Il a paru essentiel aux architectes, Pierre Ferret & Venezia Ferret-Massie, que cette rénovation redonne un souffle urbain au bâtiment qui apparaissait hier comme un vaisseau un peu austère, sans réelle interaction avec son environnement immédiat. Pendant tout le processus de conception, les architectes ont cherché à exploiter le potentiel d’urbanité de cette partie de l’édifice et à lui donner une présence élégante dans son quartier. Pour cela, il fallait commencer par retravailler sa base : un nouveau socle urbain, indispensable à l’échelle d’un bâtiment public de cette ampleur, qui accueille 2 500 personnes. Le nouveau parvis, réalisé par les services de Bordeaux Métropole, s’inscrit dans le cadre de la rénovation urbaine de l’ensemble des espaces publics entourant l’îlot Victor-Hugo. La nuit, un système de mise en lumière innovant par projection au travers de masques permet de souligner d’une manière très précise les arcs de béton. Les masques permettent une graduation de l’intensité lumineuse, de 30 % en pied d’arc à 100 % au sommet. Le palais révèle dans l’obscurité une silhouette légère et élancée. Ce système de projection rend la conception lumière flexible et évolutive. De nouveaux masques peuvent être fabriqués, permettant d’imaginer des scénographies urbaines exceptionnelles.

La requalification complète des coursives a fait naître une nouvelle relation entre le palais et la ville. L’idée a été de transformer ce lieu de passage, sans fonction particulière, en un lieu permettant de générer une animation urbaine. Le placement des espaces de restauration dans les coursives tisse un lien entre la vie du palais et celle du quartier. La coursive n’est plus seulement une circulation, mais un véritable espace de rencontre pendant et en dehors des matchs. Les longs comptoirs blancs rétro-éclairés créent une alchimie délicate entre l’élégante austérité du béton et un design intérieur vivant, soigneusement dessiné. La nuit, lorsque le palais des sports est en veille, la lecture du graphisme des comptoirs de la coursive transforme le bâtiment en une lanterne urbaine.

Comment parvenir à renvoyer aux habitants du vieux Bordeaux une image légère de cette structure ? Comment faire du palais des sports un bâtiment que l’on a envie de prendre le temps de contempler ? Ce questionnement a amené les architectes vers la certitude que sa trame structurelle avait un réel potentiel architectural qu’il fallait souligner d’une manière à la fois subtile et radicale, pour affirmer son identité.
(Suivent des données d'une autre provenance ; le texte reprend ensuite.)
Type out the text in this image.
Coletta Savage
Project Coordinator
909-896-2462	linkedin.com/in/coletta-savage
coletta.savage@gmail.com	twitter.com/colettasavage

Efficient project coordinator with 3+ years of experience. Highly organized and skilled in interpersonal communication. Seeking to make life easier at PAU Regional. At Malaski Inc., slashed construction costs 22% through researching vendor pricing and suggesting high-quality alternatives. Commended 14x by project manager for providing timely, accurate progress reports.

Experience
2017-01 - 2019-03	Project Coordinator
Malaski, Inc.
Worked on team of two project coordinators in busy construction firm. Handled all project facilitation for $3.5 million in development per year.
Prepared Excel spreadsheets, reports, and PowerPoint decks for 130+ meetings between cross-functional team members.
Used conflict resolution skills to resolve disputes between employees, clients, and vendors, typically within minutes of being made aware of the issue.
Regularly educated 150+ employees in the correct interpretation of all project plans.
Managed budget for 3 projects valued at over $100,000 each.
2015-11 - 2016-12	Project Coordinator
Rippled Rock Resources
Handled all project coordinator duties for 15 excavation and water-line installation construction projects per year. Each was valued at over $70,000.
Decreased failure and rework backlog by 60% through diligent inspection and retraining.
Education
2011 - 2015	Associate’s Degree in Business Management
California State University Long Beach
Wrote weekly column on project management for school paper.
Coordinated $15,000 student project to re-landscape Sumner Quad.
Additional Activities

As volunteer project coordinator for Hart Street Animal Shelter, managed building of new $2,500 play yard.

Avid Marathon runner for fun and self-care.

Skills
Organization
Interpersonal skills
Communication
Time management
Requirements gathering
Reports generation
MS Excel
Le processus conceptuel a consisté en quelque sorte à déshabiller le bâtiment. Toutes les cloisons présentes sur la coursive haute ont été déposées. L’intégralité des éléments nécessaires au fonctionnement des espaces buvettes a été intégrée au sein de comptoirs de 1,10 m de hauteur. Ouverts sur la coursive, sans arrière-bar, ils permettent de percevoir les arcs et la sous-face des gradins dans leur totalité. Tous les espaces sportifs nécessitant un cloisonnement ont été positionnés sous la coursive haute, permettant la démolition des planchers des deux coursives latérales qui sont devenues de vastes espaces de réception en double hauteur. La suppression de ces planchers est l’intervention qui souligne de la manière la plus radicale le squelette de béton. Juste après avoir pénétré dans l’édifice, ou bien en longeant ses façades latérales, on découvre les élégants portiques de béton armé mis à nu sur une hauteur de plus de 9 m. Leur rythme est souligné par des luminaires suspendus qui semblent flotter entre les arcs. Aucune cloison ni élément technique ne vient polluer ces nouvelles nefs de béton.

Passerelle

Le palais des sports est à présent une nouvelle salle emblématique dédiée à la pratique professionnelle du basket et du volleyball, notamment pour l’équipe des Jeunes de Saint-Augustin (JSA). Lors des rénovations précédentes, une structure bois avait été construite à environ 3,30 m du terrain d’origine pour surélever le plateau d’évolution, condamnant les trois premiers rangs de gradins. Une des interventions majeures a consisté à restituer au terrain de sport son niveau d’origine, en supprimant les espaces aveugles qui se trouvaient sous cette structure et en sortant de l’ombre le bas des gradins. Une tribune télescopique de 228 places permet de compléter cette jauge. Elle pourra être déployée lors des matchs de basket et volley professionnels et sera repliée en configuration handball. La jauge du palais des sports retrouve ainsi son ampleur d’origine et atteint 2 579 places.
La salle a été pensée comme un outil ultra performant. Le sol est constitué d’un plancher à double lambourdage en hêtre massif permettant une qualité d’amortissement et de rebond optimale. Le système d’éclairage intérieur de la salle est constitué de projecteurs avec réamorçage à chaud électronique. Ce système offre un faible éblouissement pour les sportifs, une qualité de lumière optimale pour le public et les retransmissions télé et la possibilité d’éteindre et d’allumer la salle de manière instantanée pour les « shows » des quarts-temps.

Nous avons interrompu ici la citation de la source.